Kegilaan kita pada sepakbola memang tidak diragukan lagi. Fanatisme di Indonesia sampai pernah mengejutkan Beckenbauer yang tak pernah menyangka negara yang tak punya prestasi apa pun bisa begitu menggilai sepakbola. Kegilaan kita pada sepakbola tidak kalah dengan negara-negara yang sudah sangat maju prestasi sepakbolanya.

Sayangnya kita adalah negara dunia ketiga, bukan hanya dalam ekonomi tapi juga dalam sepakbola. Sebagaimana kita yang secara ekonomi sudah menjadi konsumen fanatik banyak produk-produk luar negeri, di sepakbola pun kita masih hanya menjadi penonton, hanya menjadi konsumen. Kita berpesta untuk hajatan orang lain.

Saya teringat kata pengantar Jean Paul Sartre untuk buku penting studi poskolonial, The Wretched of the Earthkarya Frantz Fanon.Dengan kalimat yang menyalak, Sartre berkata: “Belum terlalu lama berselang, bumi dihuni oleh 2 miliar penduduk: 500 juta adalah manusia dan 1,5 miliar sisanya penduduk pribumi yang tidak dimanusiakan. Yang pertama menciptakan kata, yang lain mengikutinya.”

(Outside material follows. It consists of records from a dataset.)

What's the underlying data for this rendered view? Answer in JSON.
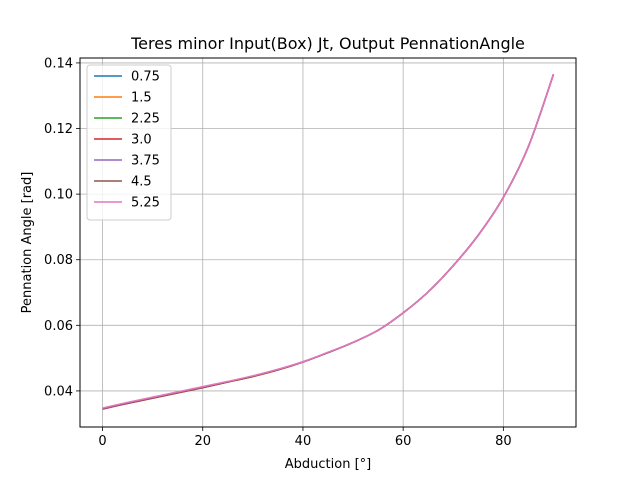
{
  "chart_data": {
    "type": "line",
    "title": "Teres minor Input(Box) Jt, Output PennationAngle",
    "xlabel": "Abduction [°]",
    "ylabel": "Pennation Angle [rad]",
    "xlim": [
      -4.5,
      94.5
    ],
    "ylim": [
      0.029,
      0.1415
    ],
    "xticks": [
      0,
      20,
      40,
      60,
      80
    ],
    "yticks": [
      0.04,
      0.06,
      0.08,
      0.1,
      0.12,
      0.14
    ],
    "xtick_labels": [
      "0",
      "20",
      "40",
      "60",
      "80"
    ],
    "ytick_labels": [
      "0.04",
      "0.06",
      "0.08",
      "0.10",
      "0.12",
      "0.14"
    ],
    "grid": true,
    "legend_position": "upper-left",
    "x": [
      0,
      5,
      10,
      15,
      20,
      25,
      30,
      35,
      40,
      45,
      50,
      55,
      60,
      65,
      70,
      75,
      80,
      85,
      90
    ],
    "series": [
      {
        "name": "0.75",
        "color": "#1f77b4",
        "values": [
          0.0345,
          0.0362,
          0.0378,
          0.0394,
          0.041,
          0.0427,
          0.0444,
          0.0464,
          0.0488,
          0.0517,
          0.0548,
          0.0585,
          0.0638,
          0.0702,
          0.0782,
          0.0875,
          0.099,
          0.1145,
          0.1365
        ]
      },
      {
        "name": "1.5",
        "color": "#ff7f0e",
        "values": [
          0.0345,
          0.0362,
          0.0378,
          0.0394,
          0.041,
          0.0427,
          0.0444,
          0.0464,
          0.0488,
          0.0517,
          0.0548,
          0.0585,
          0.0638,
          0.0702,
          0.0782,
          0.0875,
          0.099,
          0.1145,
          0.1365
        ]
      },
      {
        "name": "2.25",
        "color": "#2ca02c",
        "values": [
          0.0345,
          0.0362,
          0.0378,
          0.0394,
          0.041,
          0.0427,
          0.0444,
          0.0464,
          0.0488,
          0.0517,
          0.0548,
          0.0585,
          0.0638,
          0.0702,
          0.0782,
          0.0875,
          0.099,
          0.1145,
          0.1365
        ]
      },
      {
        "name": "3.0",
        "color": "#d62728",
        "values": [
          0.0345,
          0.0362,
          0.0378,
          0.0394,
          0.041,
          0.0427,
          0.0444,
          0.0464,
          0.0488,
          0.0517,
          0.0548,
          0.0585,
          0.0638,
          0.0702,
          0.0782,
          0.0875,
          0.099,
          0.1145,
          0.1365
        ]
      },
      {
        "name": "3.75",
        "color": "#9467bd",
        "values": [
          0.0346,
          0.0363,
          0.0379,
          0.0395,
          0.0411,
          0.0428,
          0.0445,
          0.0465,
          0.0488,
          0.0517,
          0.0548,
          0.0585,
          0.0638,
          0.0702,
          0.0782,
          0.0875,
          0.099,
          0.1145,
          0.1365
        ]
      },
      {
        "name": "4.5",
        "color": "#8c564b",
        "values": [
          0.0347,
          0.0364,
          0.038,
          0.0396,
          0.0412,
          0.0428,
          0.0445,
          0.0465,
          0.0489,
          0.0517,
          0.0548,
          0.0585,
          0.0638,
          0.0702,
          0.0782,
          0.0875,
          0.099,
          0.1145,
          0.1365
        ]
      },
      {
        "name": "5.25",
        "color": "#e377c2",
        "values": [
          0.0348,
          0.0365,
          0.0381,
          0.0397,
          0.0413,
          0.0429,
          0.0446,
          0.0466,
          0.0489,
          0.0518,
          0.0548,
          0.0585,
          0.0638,
          0.0702,
          0.0782,
          0.0875,
          0.099,
          0.1145,
          0.1365
        ]
      }
    ]
  }
}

Kiranya itu pula yang berlangsung dalam proses “satu arah” globalisasi sepakbola yang juga melanda Indonesia. Ya, satu arah. Kita melulu menjadi konsumen sepakbola Eropa, memamahnya dengan riang hati, mengunyahnya dengan penuh kegembiraan. Dalam istilahnya Sartre,(sepakbola) Eropa masih “menciptakan kata”, sementara kita –dengan kegilaan yangmassif dan/atau ketakjuban yang naif—“hanya bisa mengikutinya” dan bahkan merayakannya.

Pesta sepakbola datang dan pergi setiap dua tahun sekali. SetelahPiala Eropa, ada Piala Dunia. Begitu dan terus begitu. Dari waktu kewaktu pula, kita menjadi penonton yang sangat berisik. Dan dari waktu ke waktu pula sebenarnya kita tak mendapatkan apa-apa. Kita adalah bangsa yang gila menonton bola, bukan (atau belum) bangsa yang gila bermain bola.

Tapi sepakbola memang candu. Dan banyak dari kita yang dengan senang hati tidak ingin (di)sembuh(kan) dari candu bernama sepakbola. Karena jika candu adalah sesuatu yang salah, dalam hal sepakbola ini, maka banyak yang rela tetap menjadi “salah”.

*Ditulis dan tayang pertama kali di Jawa Pos sebagai pengantar untuk Piala Dunia 2010.